Return Syndrome: advice on managing the fear of returning to work

Have you ever felt stress and anxiety at the idea of having to return to your work and family routines after a holiday?

This experience is called re-entry stress (or re-entry syndrome), which is that uncomfortable feeling we get when, upon returning from holiday, a long break, or away from the workplace, we are unable to settle back into routine, be it work or simply family.

As the return to routine approaches, we may experience feelings of fear and uncertainty as we have to ask our body and mind to change the physiological and psychological rhythms that accompanied us during the break.

Our body, in fact, having to quickly reorganise itself, activates a series of reactions that constitute the typical symptoms of return stress.

So, how can we get back to everyday life in a healthy and balanced way?

Comeback syndrome: some tips

In order to prevent experiences of anxiety and stress that might emerge after a holiday is over and in view of a return to daily routines and commitments, some useful measures can be taken.
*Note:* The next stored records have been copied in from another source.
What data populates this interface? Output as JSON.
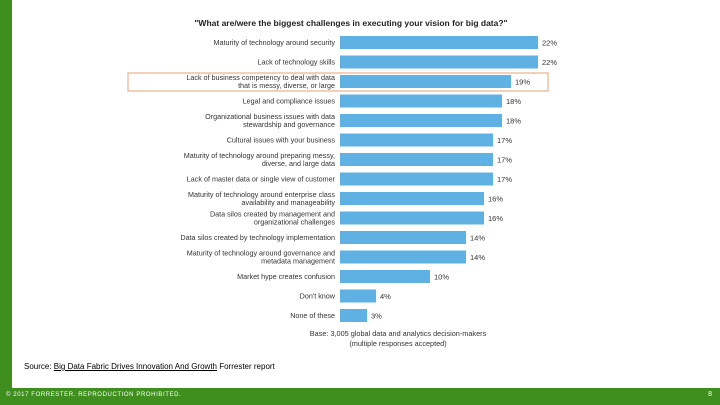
{
  "chart_data": {
    "type": "bar",
    "orientation": "horizontal",
    "title": "\"What are/were the biggest challenges in executing your vision for big data?\"",
    "categories": [
      [
        "Maturity of technology around security"
      ],
      [
        "Lack of technology skills"
      ],
      [
        "Lack of business competency to deal with data",
        "that is messy, diverse, or large"
      ],
      [
        "Legal and compliance issues"
      ],
      [
        "Organizational business issues with data",
        "stewardship and governance"
      ],
      [
        "Cultural issues with your business"
      ],
      [
        "Maturity of technology around preparing messy,",
        "diverse, and large data"
      ],
      [
        "Lack of master data or single view of customer"
      ],
      [
        "Maturity of technology around enterprise class",
        "availability and manageability"
      ],
      [
        "Data silos created by management and",
        "organizational challenges"
      ],
      [
        "Data silos created by technology implementation"
      ],
      [
        "Maturity of technology around governance and",
        "metadata management"
      ],
      [
        "Market hype creates confusion"
      ],
      [
        "Don't know"
      ],
      [
        "None of these"
      ]
    ],
    "values": [
      22,
      22,
      19,
      18,
      18,
      17,
      17,
      17,
      16,
      16,
      14,
      14,
      10,
      4,
      3
    ],
    "value_labels": [
      "22%",
      "22%",
      "19%",
      "18%",
      "18%",
      "17%",
      "17%",
      "17%",
      "16%",
      "16%",
      "14%",
      "14%",
      "10%",
      "4%",
      "3%"
    ],
    "highlighted_index": 2,
    "xlim": [
      0,
      22
    ],
    "grid": false,
    "bar_color": "#5fb0e3",
    "highlight_color": "#e8a070",
    "note": [
      "Base: 3,005 global data and analytics decision-makers",
      "(multiple responses accepted)"
    ]
  },
  "source": {
    "prefix": "Source: ",
    "link_text": "Big Data Fabric Drives Innovation And Growth",
    "suffix": " Forrester report"
  },
  "footer": {
    "copyright": "© 2017 FORRESTER. REPRODUCTION PROHIBITED.",
    "page_number": "8"
  },
  "colors": {
    "accent": "#3f8f1f"
  }
}
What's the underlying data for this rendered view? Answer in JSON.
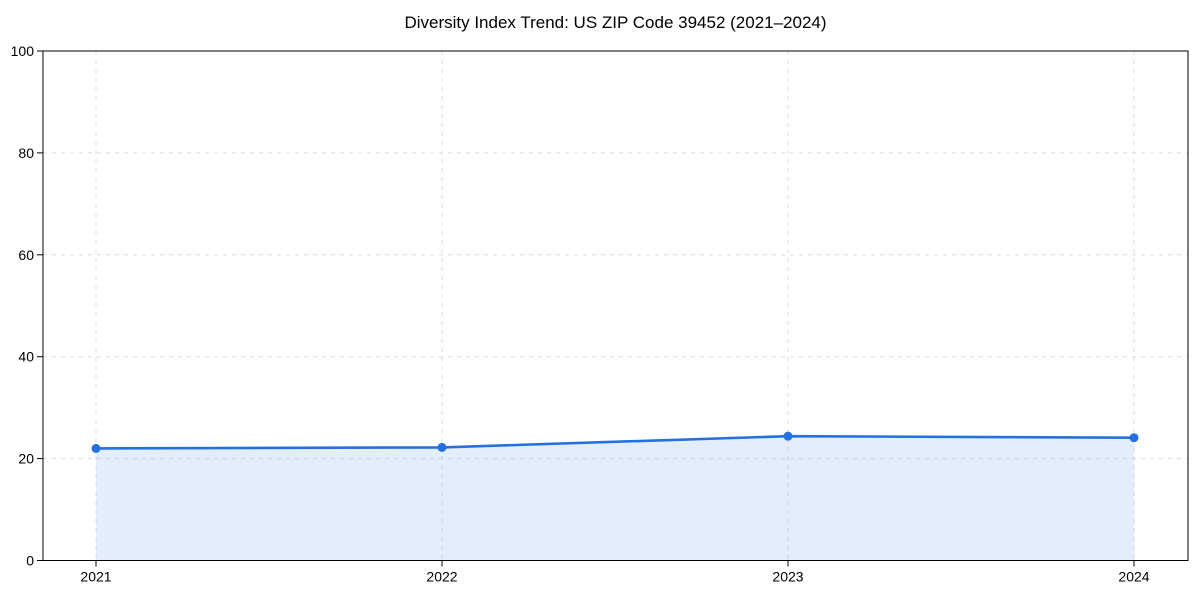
{
  "chart_data": {
    "type": "line",
    "title": "Diversity Index Trend: US ZIP Code 39452 (2021–2024)",
    "x": [
      "2021",
      "2022",
      "2023",
      "2024"
    ],
    "values": [
      22.0,
      22.2,
      24.4,
      24.1
    ],
    "xlabel": "",
    "ylabel": "",
    "ylim": [
      0,
      100
    ],
    "yticks": [
      0,
      20,
      40,
      60,
      80,
      100
    ],
    "xticks": [
      "2021",
      "2022",
      "2023",
      "2024"
    ],
    "grid": "dashed",
    "legend": "none",
    "area_fill_to_zero": true,
    "colors": {
      "line": "#2570E0",
      "marker": "#2570E0",
      "area_fill": "rgba(37,112,224,0.12)",
      "grid": "#dcdcdc",
      "axis": "#000000",
      "text": "#000000",
      "background": "#ffffff"
    }
  }
}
Regarding the work sphere:

Plan your return. Organise and mentally anticipate your return to help your mind-body system resume its work rhythms by starting to plan commitments and activities. In addition to this mental anticipation, it might be useful, if you have spent a lot of time away from home, to give yourself a few days off once you are home. You could then return a few days earlier than you actually go back to work: you are still on holiday, but the city rhythm is starting to take hold and so you can get used to the routine that awaits you again.

Manage your time carefully during the first few days at work. Make a to-do list by prioritising on a daily and weekly basis. One of the reasons for re-entry stress is the feeling of being overwhelmed by so many commitments all at once, with the anxiety of having to do everything at once. It is helpful to make a to-do list in order of priority, doing the most important tasks first. If there are no imminent deadlines, you can start with simpler tasks and then move on to more complex tasks that require cognitive and psychological effort.

Manage your energy while at work: always alternate between work and rest. Research has shown that, when possible, a break of about 15 minutes every two hours helps both to reactivate circulation and to rest the mind and eyes, which are often fatigued by computer activities. The concept behind this advice is that a sufficient recovery phase is also essential for good performance.

With reference to the private sphere, the advice is to make good use of the extra working hours. In what way?

Give importance to sleep. Re-establish your sleep-wake rhythm, which is often irregular during the holidays due to fewer commitments. Always aim to achieve the minimum daily amount of hours (about 7 hours for adults) and to create and maintain a daily routine related to rest. For example, always try to engage in a relaxing activity before going to bed and always go to bed at the same time.

Take care of your diet. It is very important to get back to proper nutrition, which is sometimes neglected during holiday periods. It is important for the health of our body to integrate the different basic macronutrients in our diet and to maintain a total calorie intake proportionate to our daily expenditure.

Do physical activity. Resuming or starting physical activity is useful because movement fights stress and increases good mood. Work often causes us mental fatigue, which must be combined with physical fatigue in order to be able to rest better. Physical activity is not only a way to help us stay fit, it is also an outlet for worries.

Cultivate social relationships. Try to make time for a walk with friends or enjoy a weekend away from the city, as if the holidays are not quite over. This will help you face Monday with more energy and motivation.

In conclusion

Returning from holidays or from a long break from work and our daily routines is a delicate time that can be characterised by fatigue and worries. The advice given in this article can be useful strategies for people to protect and promote their psychological well-being. Paying attention to these aspects of one's daily routine can help prevent the onset of return stress.